Thursday, 1 August 2013

BIOMETRIC TECHNOLOGY OVERVIEW

Biometrics is not only well thought-out a more protected way to recognize an individual but also a more expedient technique whereby the personality does not essentially have to carry an supplementary device, such as an ID card. As defined by the organization for Biometrics (AFB) a biometric is "...a asses sable  unique physical characteristic or personal trait to identify the identity, or verify the claimed identity, of an enrollee." The technique is not a recent detection.
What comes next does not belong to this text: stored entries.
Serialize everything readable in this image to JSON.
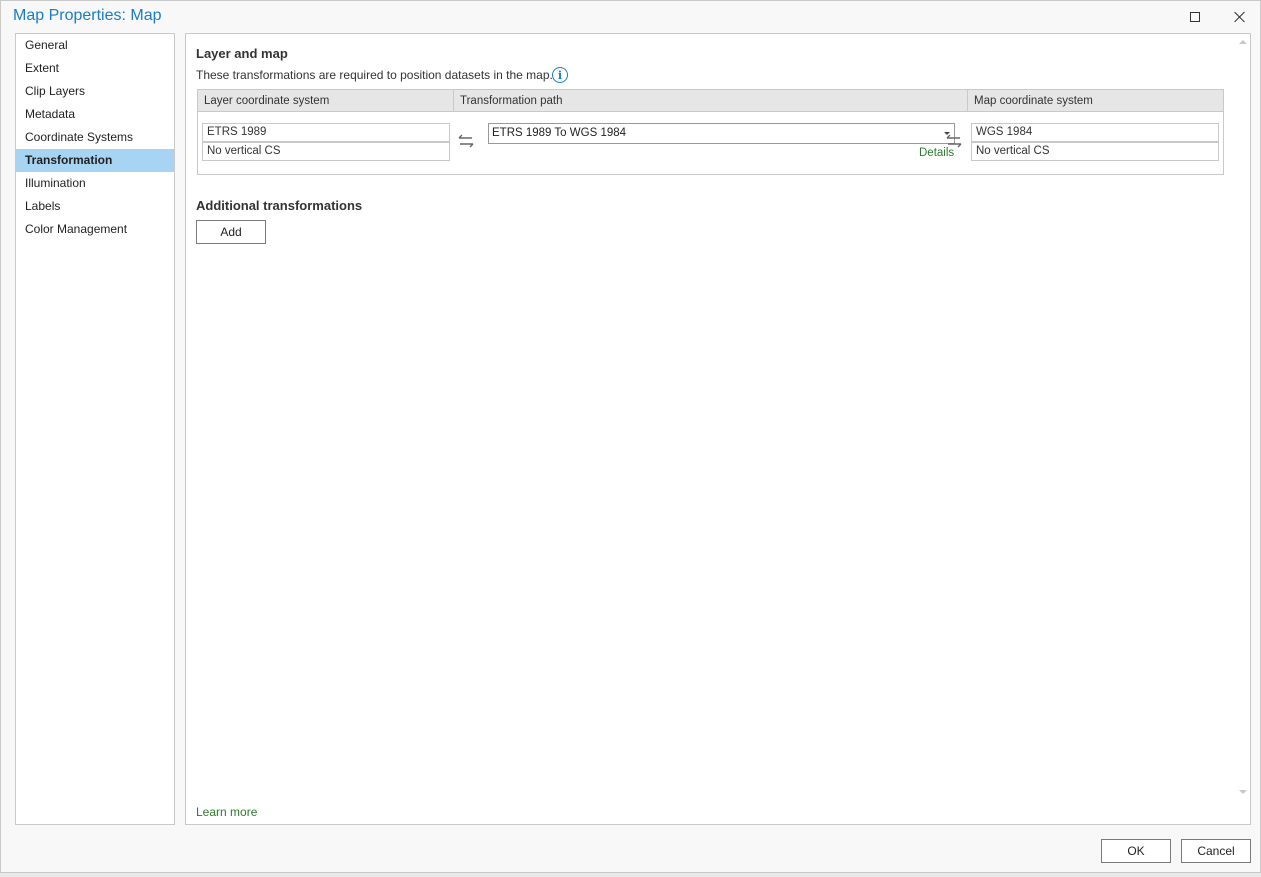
{
  "window": {
    "title": "Map Properties: Map"
  },
  "sidebar": {
    "items": [
      {
        "label": "General"
      },
      {
        "label": "Extent"
      },
      {
        "label": "Clip Layers"
      },
      {
        "label": "Metadata"
      },
      {
        "label": "Coordinate Systems"
      },
      {
        "label": "Transformation",
        "active": true
      },
      {
        "label": "Illumination"
      },
      {
        "label": "Labels"
      },
      {
        "label": "Color Management"
      }
    ]
  },
  "main": {
    "layer_and_map": {
      "title": "Layer and map",
      "description": "These transformations are required to position datasets in the map.",
      "info_icon": "info-icon",
      "columns": {
        "layer_cs": "Layer coordinate system",
        "transformation_path": "Transformation path",
        "map_cs": "Map coordinate system"
      },
      "layer_cs": {
        "horizontal": "ETRS 1989",
        "vertical": "No vertical CS"
      },
      "transformation": {
        "selected": "ETRS 1989 To WGS 1984",
        "details_label": "Details"
      },
      "map_cs": {
        "horizontal": "WGS 1984",
        "vertical": "No vertical CS"
      }
    },
    "additional": {
      "title": "Additional transformations",
      "add_label": "Add"
    },
    "learn_more": "Learn more"
  },
  "footer": {
    "ok_label": "OK",
    "cancel_label": "Cancel"
  },
  "colors": {
    "accent": "#1a7dc1",
    "link": "#2d7a2d",
    "selected_bg": "#a6d4f2"
  }
}
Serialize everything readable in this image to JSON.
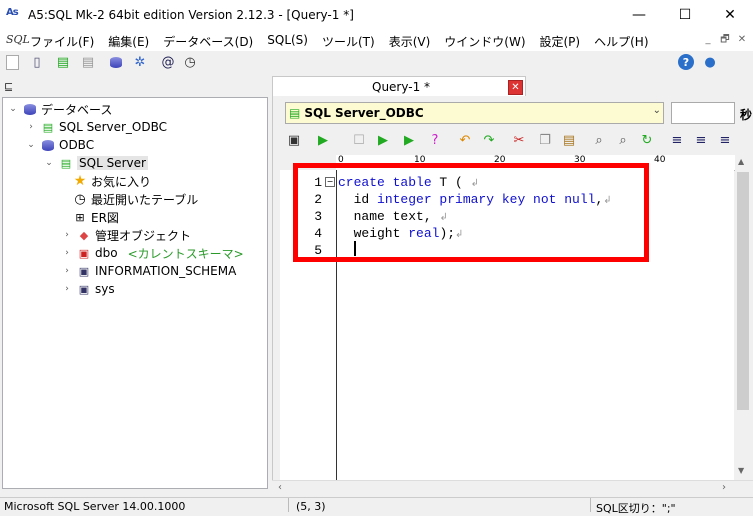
{
  "window": {
    "app_icon_text": "As",
    "title": "A5:SQL Mk-2 64bit edition Version 2.12.3 - [Query-1 *]",
    "minimize": "—",
    "maximize": "☐",
    "close": "✕"
  },
  "menu": {
    "sql_logo": "SQL",
    "items": [
      "ファイル(F)",
      "編集(E)",
      "データベース(D)",
      "SQL(S)",
      "ツール(T)",
      "表示(V)",
      "ウインドウ(W)",
      "設定(P)",
      "ヘルプ(H)"
    ],
    "mdi_minimize": "_",
    "mdi_restore": "🗗",
    "mdi_close": "✕"
  },
  "tree": {
    "root": "データベース",
    "conn_sqlserver_odbc": "SQL Server_ODBC",
    "odbc": "ODBC",
    "sql_server": "SQL Server",
    "favorites": "お気に入り",
    "recent_tables": "最近開いたテーブル",
    "er_diagram": "ER図",
    "admin_objects": "管理オブジェクト",
    "schema_dbo": "dbo",
    "current_schema": "<カレントスキーマ>",
    "schema_info": "INFORMATION_SCHEMA",
    "schema_sys": "sys"
  },
  "editor": {
    "tab_label": "Query-1 *",
    "tab_close": "✕",
    "connection": "SQL Server_ODBC",
    "seconds_label": "秒",
    "ruler_marks": [
      "0",
      "10",
      "20",
      "30",
      "40"
    ],
    "line_numbers": [
      "1",
      "2",
      "3",
      "4",
      "5"
    ],
    "line1_kw": "create table",
    "line1_rest": " T (",
    "line2_pre": "  id ",
    "line2_kw": "integer primary key not null",
    "line2_rest": ",",
    "line3": "  name text,",
    "line4_pre": "  weight ",
    "line4_kw": "real",
    "line4_rest": ");",
    "newline_mark": "↲"
  },
  "status": {
    "server_version": "Microsoft SQL Server 14.00.1000",
    "cursor_position": "(5, 3)",
    "sql_separator": "SQL区切り：\";\""
  },
  "colors": {
    "keyword": "#1010d0",
    "highlight_border": "#ff0000",
    "connection_bg": "#fdfbd2"
  }
}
There is confirmation to suggest that fingerprinting was used by the ancient Assyrians and Chinese at least since 7000 to 6000 BC. Over a thousand years ago, potters in East Asia, placed their fingerprints on their wares as an early form of brand individuality and in Egypt's Nile Valley, merchants were recognized by their physical characteristics. The perform of using fingerprints in place of signatures for legal contracts is hundreds of years old. It is believed that the first scientific studies investigating fingerprints were conducted sometime in the late sixteenth century.

In the nineteenth century Alphonse Bertillon in France urbanized anthropometrics as well as noting peculiar marks on a person such as scars or tattoos. It was as early as 1901 that Scotland Yard introduced the Galton-Henry system of fingerprint classification; Fuller et al. 1995, p. 14). Since that time fingerprints have traditionally been used in law enforcement. As early as 1960, the FBI Home Office in the UK and the Paris Police Department began auto-ID fingerprint studies. Until then limitations in computing power and storage had disallowed automated biometric checking systems from reaching their potential. Yet it was not until the late 1980s when personal computers and optical scanners became more reasonably priced that automated biometric checking had an opportunity to establish itself as an alternative to smart card or magnetic-stripe auto-ID technology.